Twenty seven minutes after requesting the police helicopter, it finally gets into the air, far too late to be of any real use at all. It hovers above interstate five where several people have gathered to watch the police cars burn, and moves out across the New Mexico desert, unable to find the lime green Oldsmobile, with the back window blown out and the balaclava clad robber (and his uptight hostage) inside.

A news team has gathered outside the crime scene and the footage is being broadcast live, watched by a huge amount of people across the nation, including everyone, staff and office workers alike, in Madeleine Parker's stationery store. As soon as the obese African-American woman's grainy mobile phone footage is broadcast, and the identity of the only hostage is revealed, the office erupts in a volley of hoorays and cheers. They can't believe their luck.
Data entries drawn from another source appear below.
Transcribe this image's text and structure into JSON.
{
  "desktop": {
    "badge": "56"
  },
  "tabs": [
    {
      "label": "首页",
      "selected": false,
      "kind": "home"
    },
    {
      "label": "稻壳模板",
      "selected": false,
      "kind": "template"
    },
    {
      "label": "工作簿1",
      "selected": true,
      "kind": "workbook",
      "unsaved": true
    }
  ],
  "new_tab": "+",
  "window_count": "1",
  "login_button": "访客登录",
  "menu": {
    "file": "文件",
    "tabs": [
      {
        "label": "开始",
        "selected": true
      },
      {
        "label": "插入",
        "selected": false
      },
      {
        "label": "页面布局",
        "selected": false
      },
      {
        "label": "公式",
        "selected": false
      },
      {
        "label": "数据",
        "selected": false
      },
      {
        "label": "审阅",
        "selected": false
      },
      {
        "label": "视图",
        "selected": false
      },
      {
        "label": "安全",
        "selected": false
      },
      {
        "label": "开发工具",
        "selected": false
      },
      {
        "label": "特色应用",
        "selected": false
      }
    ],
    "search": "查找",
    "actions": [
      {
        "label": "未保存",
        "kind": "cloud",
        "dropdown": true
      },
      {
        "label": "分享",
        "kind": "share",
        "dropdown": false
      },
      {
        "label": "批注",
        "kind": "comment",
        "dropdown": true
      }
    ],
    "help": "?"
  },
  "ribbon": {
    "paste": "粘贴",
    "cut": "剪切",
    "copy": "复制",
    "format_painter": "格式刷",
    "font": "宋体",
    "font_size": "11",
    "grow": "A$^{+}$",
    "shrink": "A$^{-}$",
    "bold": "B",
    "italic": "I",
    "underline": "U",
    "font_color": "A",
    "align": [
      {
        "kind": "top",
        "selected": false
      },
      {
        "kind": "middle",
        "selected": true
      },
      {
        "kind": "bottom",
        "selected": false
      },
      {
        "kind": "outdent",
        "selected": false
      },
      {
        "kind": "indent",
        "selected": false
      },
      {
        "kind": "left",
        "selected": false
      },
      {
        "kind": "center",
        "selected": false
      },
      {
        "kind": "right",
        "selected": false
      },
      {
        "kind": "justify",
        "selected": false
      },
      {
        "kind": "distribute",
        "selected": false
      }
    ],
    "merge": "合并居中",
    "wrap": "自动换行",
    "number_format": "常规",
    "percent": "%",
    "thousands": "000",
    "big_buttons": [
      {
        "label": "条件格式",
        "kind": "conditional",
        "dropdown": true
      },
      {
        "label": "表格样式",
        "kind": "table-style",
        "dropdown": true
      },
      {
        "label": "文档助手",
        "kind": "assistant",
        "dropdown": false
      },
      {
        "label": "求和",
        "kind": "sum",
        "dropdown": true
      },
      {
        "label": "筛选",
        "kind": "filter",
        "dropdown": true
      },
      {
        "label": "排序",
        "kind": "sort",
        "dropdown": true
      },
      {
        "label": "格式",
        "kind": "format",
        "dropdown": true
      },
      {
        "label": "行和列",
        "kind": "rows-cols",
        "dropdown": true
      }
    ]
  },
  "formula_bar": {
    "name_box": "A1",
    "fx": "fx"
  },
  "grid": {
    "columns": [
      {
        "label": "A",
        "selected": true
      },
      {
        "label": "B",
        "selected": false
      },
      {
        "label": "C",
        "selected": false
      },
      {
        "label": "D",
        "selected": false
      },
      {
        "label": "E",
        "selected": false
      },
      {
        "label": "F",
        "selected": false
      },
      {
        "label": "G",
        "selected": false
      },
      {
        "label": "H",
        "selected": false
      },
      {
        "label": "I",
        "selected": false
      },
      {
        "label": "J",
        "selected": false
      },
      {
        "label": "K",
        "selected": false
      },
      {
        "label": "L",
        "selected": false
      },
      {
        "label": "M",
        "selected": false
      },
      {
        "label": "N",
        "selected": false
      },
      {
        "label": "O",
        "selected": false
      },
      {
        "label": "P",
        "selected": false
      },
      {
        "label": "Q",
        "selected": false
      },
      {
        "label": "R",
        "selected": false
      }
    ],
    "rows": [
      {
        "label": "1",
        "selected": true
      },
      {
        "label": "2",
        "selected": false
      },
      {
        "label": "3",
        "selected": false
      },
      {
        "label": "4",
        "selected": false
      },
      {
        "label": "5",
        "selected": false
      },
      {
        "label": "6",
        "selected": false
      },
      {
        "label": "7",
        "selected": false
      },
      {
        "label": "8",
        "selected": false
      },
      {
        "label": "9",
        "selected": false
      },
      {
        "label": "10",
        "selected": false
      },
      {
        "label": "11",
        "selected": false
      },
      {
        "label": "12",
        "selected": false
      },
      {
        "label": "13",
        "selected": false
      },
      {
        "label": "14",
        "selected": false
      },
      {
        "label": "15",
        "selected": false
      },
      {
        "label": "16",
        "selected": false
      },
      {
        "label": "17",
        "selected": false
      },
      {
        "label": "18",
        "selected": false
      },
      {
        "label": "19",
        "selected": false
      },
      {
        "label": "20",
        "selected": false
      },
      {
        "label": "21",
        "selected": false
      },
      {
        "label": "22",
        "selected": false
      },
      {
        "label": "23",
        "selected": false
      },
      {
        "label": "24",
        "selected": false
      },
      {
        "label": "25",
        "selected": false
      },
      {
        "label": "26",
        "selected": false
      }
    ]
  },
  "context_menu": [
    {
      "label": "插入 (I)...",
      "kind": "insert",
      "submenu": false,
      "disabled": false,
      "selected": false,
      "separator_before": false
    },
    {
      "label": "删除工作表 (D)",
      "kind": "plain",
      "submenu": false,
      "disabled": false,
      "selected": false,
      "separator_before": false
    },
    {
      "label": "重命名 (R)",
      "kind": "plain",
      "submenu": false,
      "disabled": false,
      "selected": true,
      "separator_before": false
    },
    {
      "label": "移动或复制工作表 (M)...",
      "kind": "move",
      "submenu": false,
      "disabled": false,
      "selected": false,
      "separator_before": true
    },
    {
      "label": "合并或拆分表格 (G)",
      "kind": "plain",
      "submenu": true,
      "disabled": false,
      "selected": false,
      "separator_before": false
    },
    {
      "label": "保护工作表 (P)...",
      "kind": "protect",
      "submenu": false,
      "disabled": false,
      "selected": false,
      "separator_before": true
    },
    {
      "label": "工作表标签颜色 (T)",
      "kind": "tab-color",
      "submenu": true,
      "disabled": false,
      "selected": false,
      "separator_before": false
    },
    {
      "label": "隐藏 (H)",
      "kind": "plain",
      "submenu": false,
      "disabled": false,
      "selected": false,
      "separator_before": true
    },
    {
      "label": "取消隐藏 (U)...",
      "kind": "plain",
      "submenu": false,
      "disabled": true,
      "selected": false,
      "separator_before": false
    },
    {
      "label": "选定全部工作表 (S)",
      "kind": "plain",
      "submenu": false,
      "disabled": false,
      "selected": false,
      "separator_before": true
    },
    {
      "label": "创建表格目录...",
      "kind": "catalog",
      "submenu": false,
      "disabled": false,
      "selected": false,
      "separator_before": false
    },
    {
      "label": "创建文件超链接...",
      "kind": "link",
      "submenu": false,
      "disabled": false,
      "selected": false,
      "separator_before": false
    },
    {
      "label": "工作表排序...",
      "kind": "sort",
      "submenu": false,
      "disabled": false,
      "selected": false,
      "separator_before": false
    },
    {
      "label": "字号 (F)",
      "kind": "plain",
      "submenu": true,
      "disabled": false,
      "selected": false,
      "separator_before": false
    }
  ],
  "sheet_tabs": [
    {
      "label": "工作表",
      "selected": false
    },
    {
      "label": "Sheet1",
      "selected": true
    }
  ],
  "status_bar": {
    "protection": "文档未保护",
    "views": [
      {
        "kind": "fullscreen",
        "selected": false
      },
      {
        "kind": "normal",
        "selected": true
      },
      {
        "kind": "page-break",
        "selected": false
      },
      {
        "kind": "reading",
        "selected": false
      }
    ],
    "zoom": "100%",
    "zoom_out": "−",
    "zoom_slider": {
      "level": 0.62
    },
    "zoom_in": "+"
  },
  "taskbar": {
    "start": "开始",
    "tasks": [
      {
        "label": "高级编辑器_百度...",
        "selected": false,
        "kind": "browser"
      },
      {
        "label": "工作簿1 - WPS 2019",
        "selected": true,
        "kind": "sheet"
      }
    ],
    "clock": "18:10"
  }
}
Frank pushes the cameras away, and orders them away from the bank and as far back from the police cordon as he is able to push them. This is his crime scene, and he's not going to share it with any hawk like reporters, especially not ones with too much gel in their hair.

“There's nothing”, Garland tells him. “They're bringing it down.”

Frank and Garland are the only two officers who remain at the bank. The rest have been sent off to chase down the lime green Oldsmobile that River is already in the process of dumping. The police helicopter has been in the air for eight minutes and is needed elsewhere. Frank and his officers are on their own. With a description of the car, a clear image of the hostage, and the little lead time they have, Frank is convinced he'll have the hostage back where she belongs, and the robber either dead or behind bars by dinner time. Especially now that Mark Edwards isn't involved. Frank has sent cars in every direction away from the city, there is no way he'll be able to outrun them in an Oldsmobile, even if he's stupid enough to try and do so. He was stupid enough to be working with the three dead bodies that are now on their way to the morgue for examination, although he wasn't quite as stupid to hang around to wait for the police to show up. He doesn't need the helicopter in the air now, it's too late for what it could have been useful for. The only thing that could complicate matters would be if the bank robber switched cars, but even then, he would still have the problem of the hostage. Frank wants as much information on Maddy as possible, and gets Garland to radio back to base to get a heart breaking appeal sent out, preferably recorded by her family.